News Feature | July 17, 2014

Report: 'Lack Of Awareness" When It Comes To HIT Safety

Katie Wike

By Katie Wike, contributing writer

HIT Safety

A report from RAND and the ECRI Institute on behalf of the ONC found in the 11 hospitals they studied, there was a “general lack of awareness of health IT- related safety risks.”

Health IT safety often takes a back burner to more pressing hospital issues, according to a report from RAND and the ECRI Institute on behalf of the ONC. Despite hospitals’ willingness to adopt the latest and greatest technologies, many are not aware of the risks associated with health IT. In some cases, the report found staff tasked with ensuring safety were also dividing their time to focus on the upcoming ICD-10 transition or Meaningful Use requirements.

“In this project, we worked with 11 hospitals and ambulatory practices to evaluate a process improvement strategy and tools developed to help healthcare organizations diagnose, monitor, and mitigate health IT–related safety risks,” write the authors.

“While many of the health care organizations (especially the hospitals) had expertise in process improvement, we found a general lack of awareness of health IT–related safety risks (especially in ambulatory practices) and concluded that better tools are needed to help these organizations use health IT to improve care and to optimize the safety and safe use of EHRs.”

Health IT Buzz writes one of the greatest challenges to promoting health IT safety is that providers see health IT as a solution to patient safety problems, ignoring the fact that health IT itself is a potential patient safety problem.

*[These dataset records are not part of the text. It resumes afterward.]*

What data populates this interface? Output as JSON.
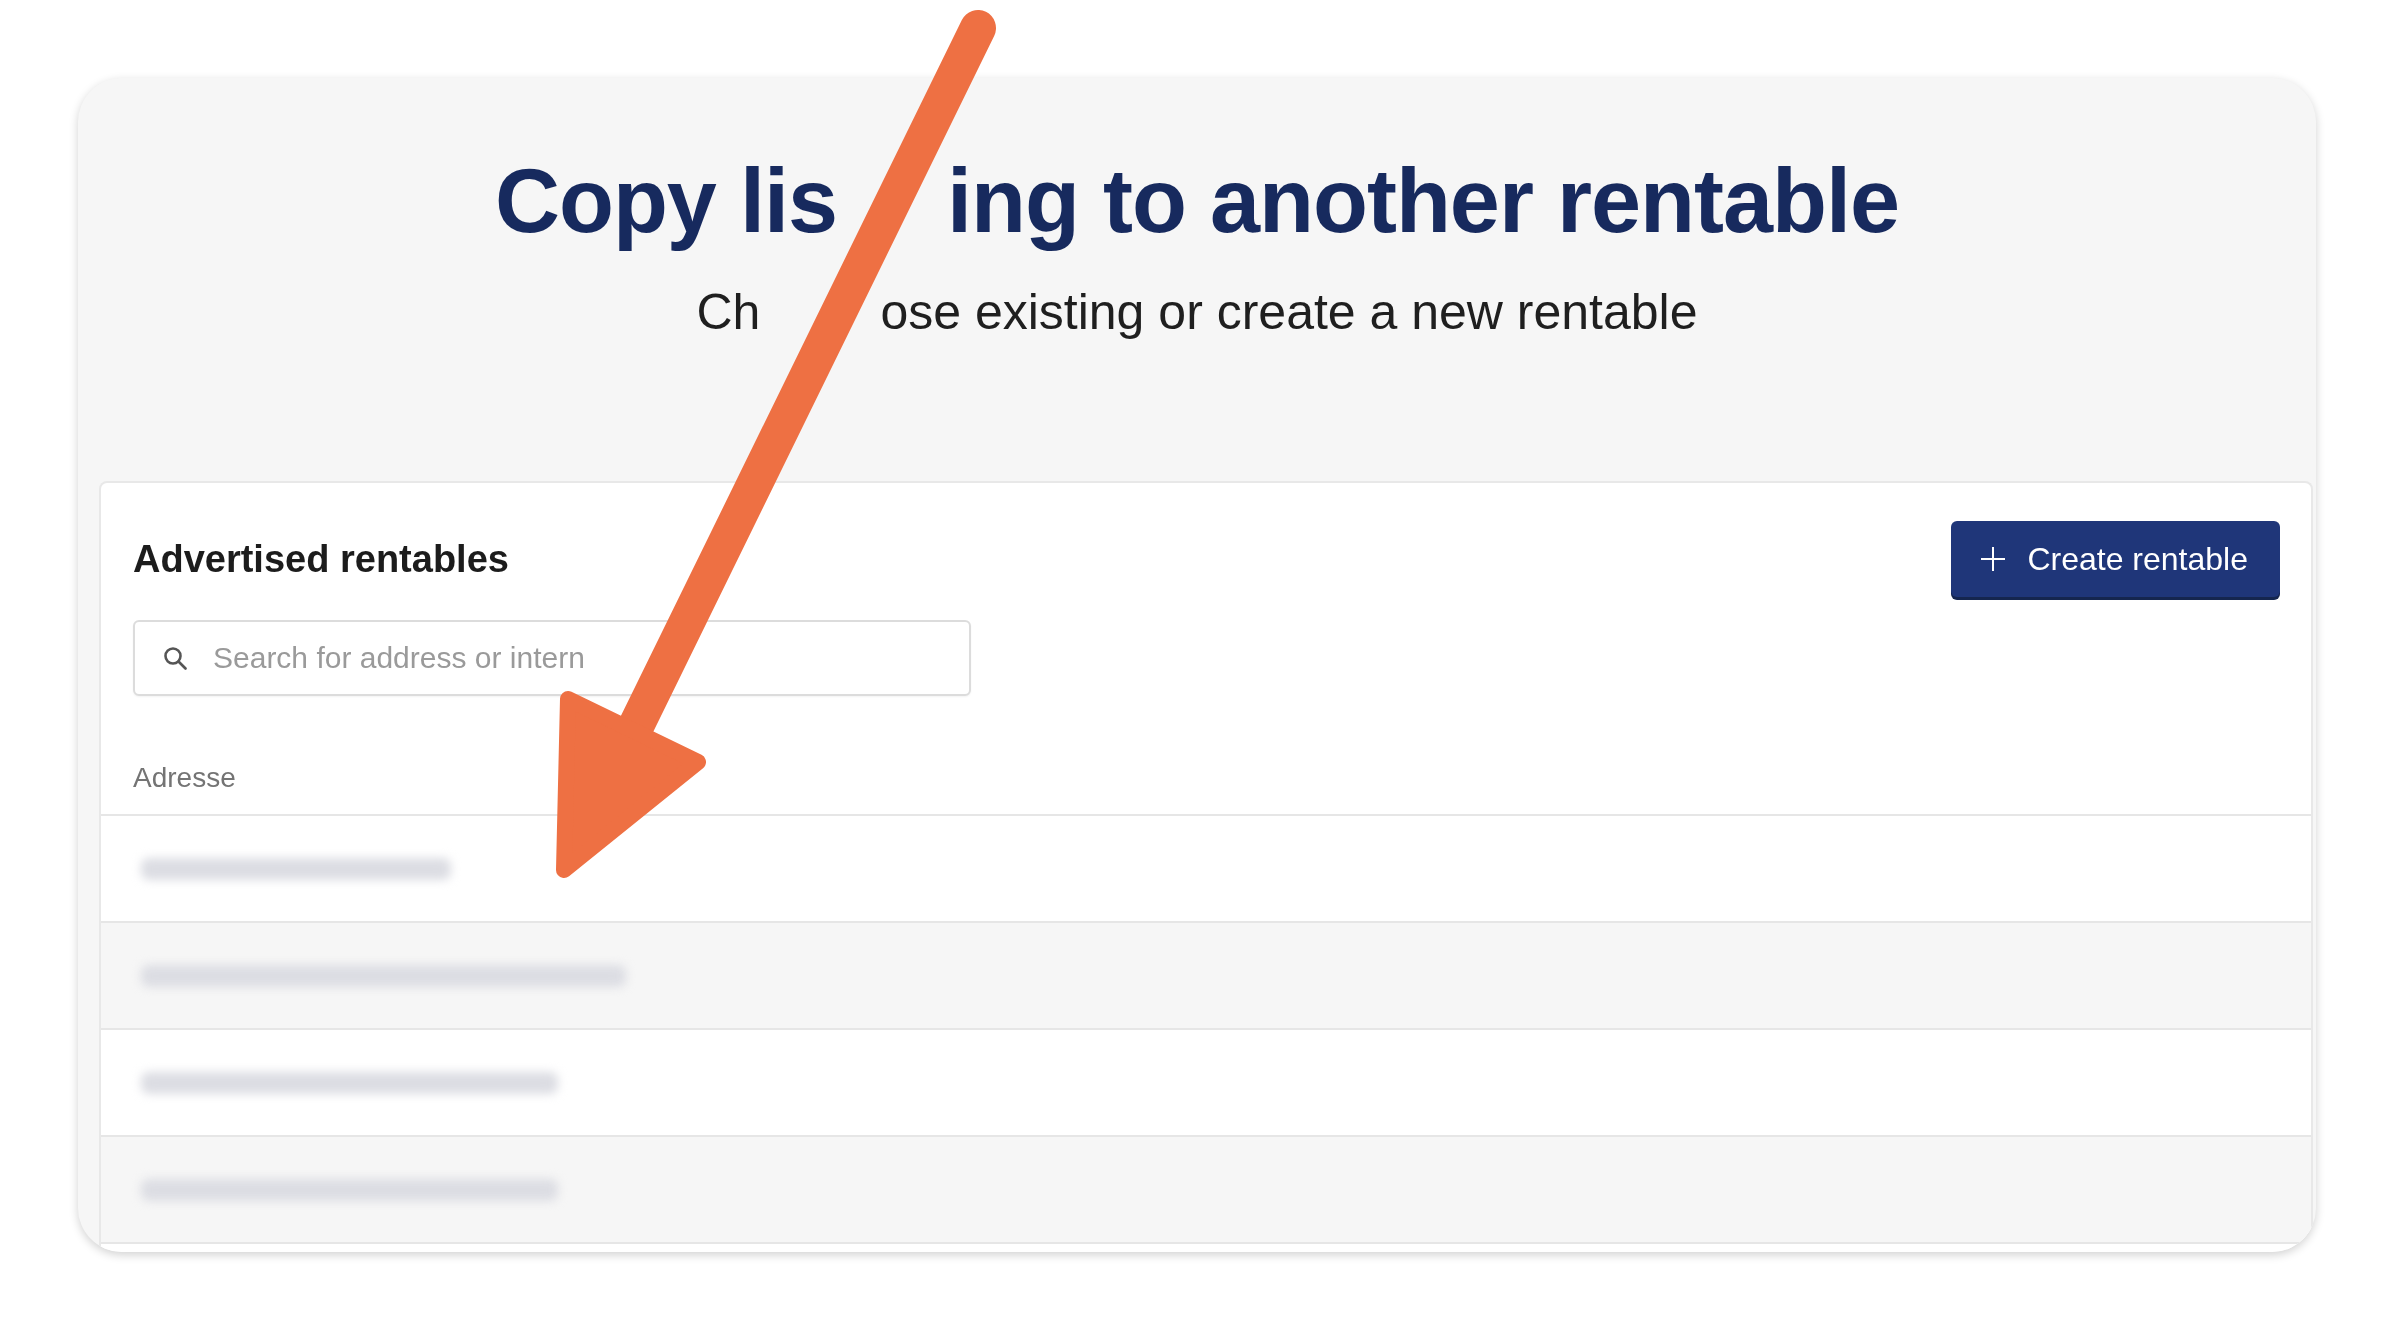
{
  "dialog": {
    "title_parts": [
      "Copy lis",
      "ing to another rentable"
    ],
    "subtitle_parts": [
      "Ch",
      "ose existing or create a new rentable"
    ]
  },
  "panel": {
    "heading": "Advertised rentables",
    "create_button": {
      "label": "Create rentable"
    },
    "search": {
      "placeholder": "Search for address or intern"
    }
  },
  "table": {
    "columns": [
      "Adresse"
    ],
    "rows": [
      {
        "kind": "blurred"
      },
      {
        "kind": "blurred"
      },
      {
        "kind": "blurred"
      },
      {
        "kind": "blurred"
      }
    ]
  },
  "annotation": {
    "kind": "arrow"
  }
}
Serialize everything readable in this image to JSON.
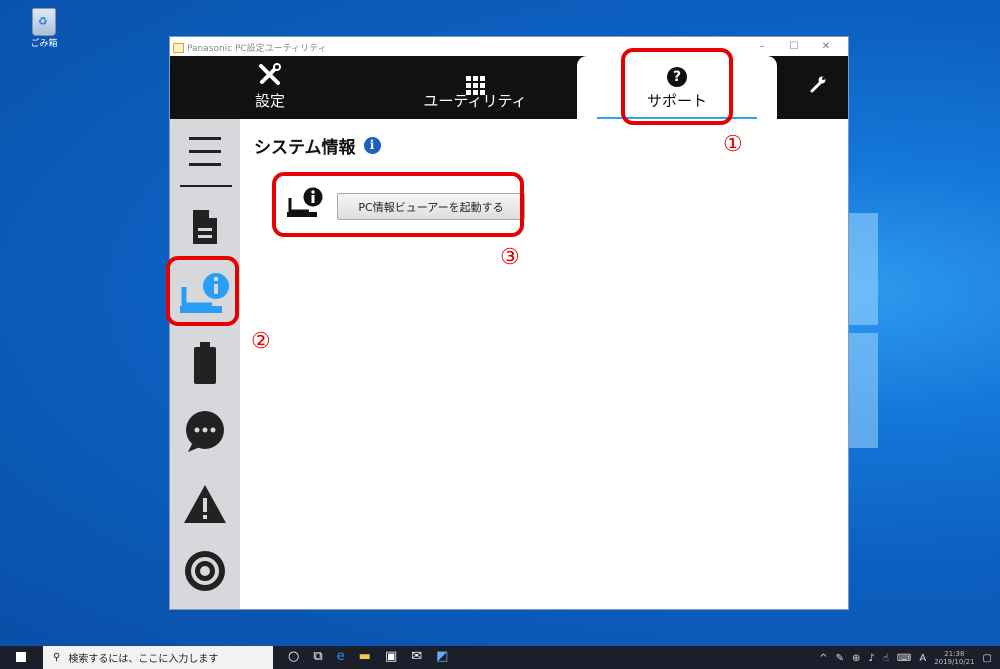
{
  "desktop": {
    "recycle_label": "ごみ箱"
  },
  "window": {
    "title": "Panasonic PC設定ユーティリティ",
    "controls": [
      "–",
      "☐",
      "✕"
    ]
  },
  "tabs": [
    {
      "label": "設定",
      "icon": "tools-icon"
    },
    {
      "label": "ユーティリティ",
      "icon": "grid-icon"
    },
    {
      "label": "サポート",
      "icon": "question-icon",
      "active": true
    }
  ],
  "settings_icon": "wrench-icon",
  "sidebar": {
    "items": [
      "menu-icon",
      "document-icon",
      "pc-info-icon",
      "battery-icon",
      "chat-icon",
      "warning-icon",
      "target-icon"
    ],
    "selected": "pc-info-icon"
  },
  "content": {
    "heading": "システム情報",
    "launch_button": "PC情報ビューアーを起動する"
  },
  "annotations": [
    "①",
    "②",
    "③"
  ],
  "taskbar": {
    "search_placeholder": "検索するには、ここに入力します",
    "ime": "A",
    "clock_time": "21:38",
    "clock_date": "2019/10/21"
  },
  "colors": {
    "highlight": "#e60000",
    "accent": "#2aa7e8",
    "info": "#1e5fbf",
    "selected_icon": "#2a9df4"
  }
}
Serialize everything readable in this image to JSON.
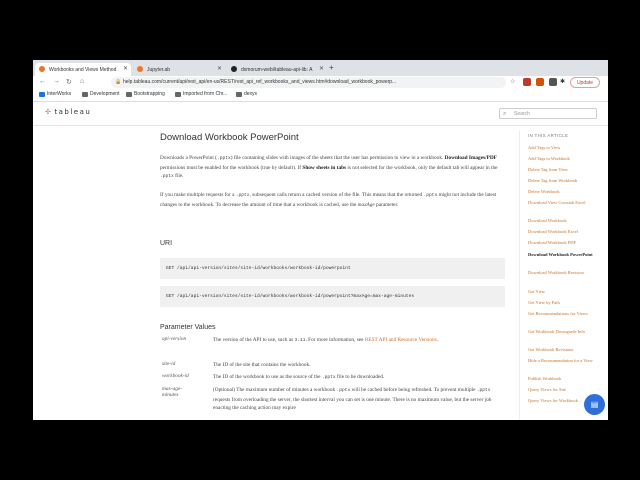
{
  "browser": {
    "tabs": [
      {
        "title": "Workbooks and Views Method",
        "active": true,
        "color": "#e8762d"
      },
      {
        "title": "Jupyter.ab",
        "active": false,
        "color": "#f37726"
      },
      {
        "title": "dxmorum-webi/tableau-api-lib: A",
        "active": false,
        "color": "#222222"
      }
    ],
    "new_tab": "+",
    "url": "help.tableau.com/current/api/rest_api/en-us/REST/rest_api_ref_workbooks_and_views.htm#download_workbook_powerp...",
    "update_label": "Update",
    "bookmarks": [
      "InterWorks",
      "Development",
      "Bootstrapping",
      "Imported from Chr...",
      "dexys"
    ]
  },
  "site": {
    "logo_text": "tableau",
    "search_placeholder": "Search"
  },
  "article": {
    "title": "Download Workbook PowerPoint",
    "para1": {
      "a": "Downloads a PowerPoint (",
      "code1": ".pptx",
      "b": ") file containing slides with images of the sheets that the user has permission to view in a workbook. ",
      "bold1": "Download Images/PDF",
      "c": " permissions must be enabled for the workbook (true by default). If ",
      "bold2": "Show sheets in tabs",
      "d": " is not selected for the workbook, only the default tab will appear in the ",
      "code2": ".pptx",
      "e": " file."
    },
    "para2": {
      "a": "If you make multiple requests for a ",
      "code1": ".pptx",
      "b": ", subsequent calls return a cached version of the file. This means that the returned ",
      "code2": ".pptx",
      "c": " might not include the latest changes to the workbook. To decrease the amount of time that a workbook is cached, use the ",
      "em": "maxAge",
      "d": " parameter."
    },
    "uri_heading": "URI",
    "uri1": "GET /api/api-version/sites/site-id/workbooks/workbook-id/powerpoint",
    "uri2": "GET /api/api-version/sites/site-id/workbooks/workbook-id/powerpoint?maxAge=max-age-minutes",
    "params_heading": "Parameter Values",
    "params": [
      {
        "name": "api-version",
        "desc_a": "The version of the API to use, such as ",
        "desc_code": "3.11",
        "desc_b": ". For more information, see ",
        "desc_link": "REST API and Resource Versions",
        "desc_c": "."
      },
      {
        "name": "site-id",
        "desc": "The ID of the site that contains the workbook."
      },
      {
        "name": "workbook-id",
        "desc_a": "The ID of the workbook to use as the source of the ",
        "desc_code": ".pptx",
        "desc_b": " file to be downloaded."
      },
      {
        "name1": "max-age-",
        "name2": "minutes",
        "desc_a": "(Optional) The maximum number of minutes a workbook ",
        "desc_code": ".pptx",
        "desc_b": " will be cached before being refreshed. To prevent multiple ",
        "desc_code2": ".pptx",
        "desc_c": " requests from overloading the server, the shortest interval you can set is one minute. There is no maximum value, but the server job enacting the caching action may expire"
      }
    ]
  },
  "sidebar": {
    "header": "IN THIS ARTICLE",
    "items": [
      "Add Tags to View",
      "Add Tags to Workbook",
      "Delete Tag from View",
      "Delete Tag from Workbook",
      "Delete Workbook",
      "Download View Crosstab Excel",
      "Download Workbook",
      "Download Workbook Excel",
      "Download Workbook PDF",
      "Download Workbook PowerPoint",
      "Download Workbook Revision",
      "Get View",
      "Get View by Path",
      "Get Recommendations for Views",
      "Get Workbook Downgrade Info",
      "Get Workbook Revisions",
      "Hide a Recommendation for a View",
      "Publish Workbook",
      "Query Views for Site",
      "Query Views for Workbook"
    ],
    "current_index": 9
  }
}
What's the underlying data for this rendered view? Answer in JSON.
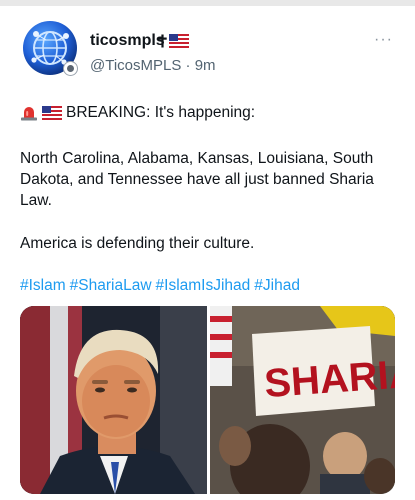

The report concluded that providers could benefit from using resources like the Safety Assurance Factors for EHR Resilience (SAFER) Guides to jump start their campaign for health IT safety. Also, authors write, “There may also be a need for additional tools and metrics (and further usability study of existing tools and metrics) to better support the needs of healthcare organizations. ONC could additionally support efforts in this area by strengthening incentives for EHR developers to make safer health IT products and to participate with providers in risk mitigation.”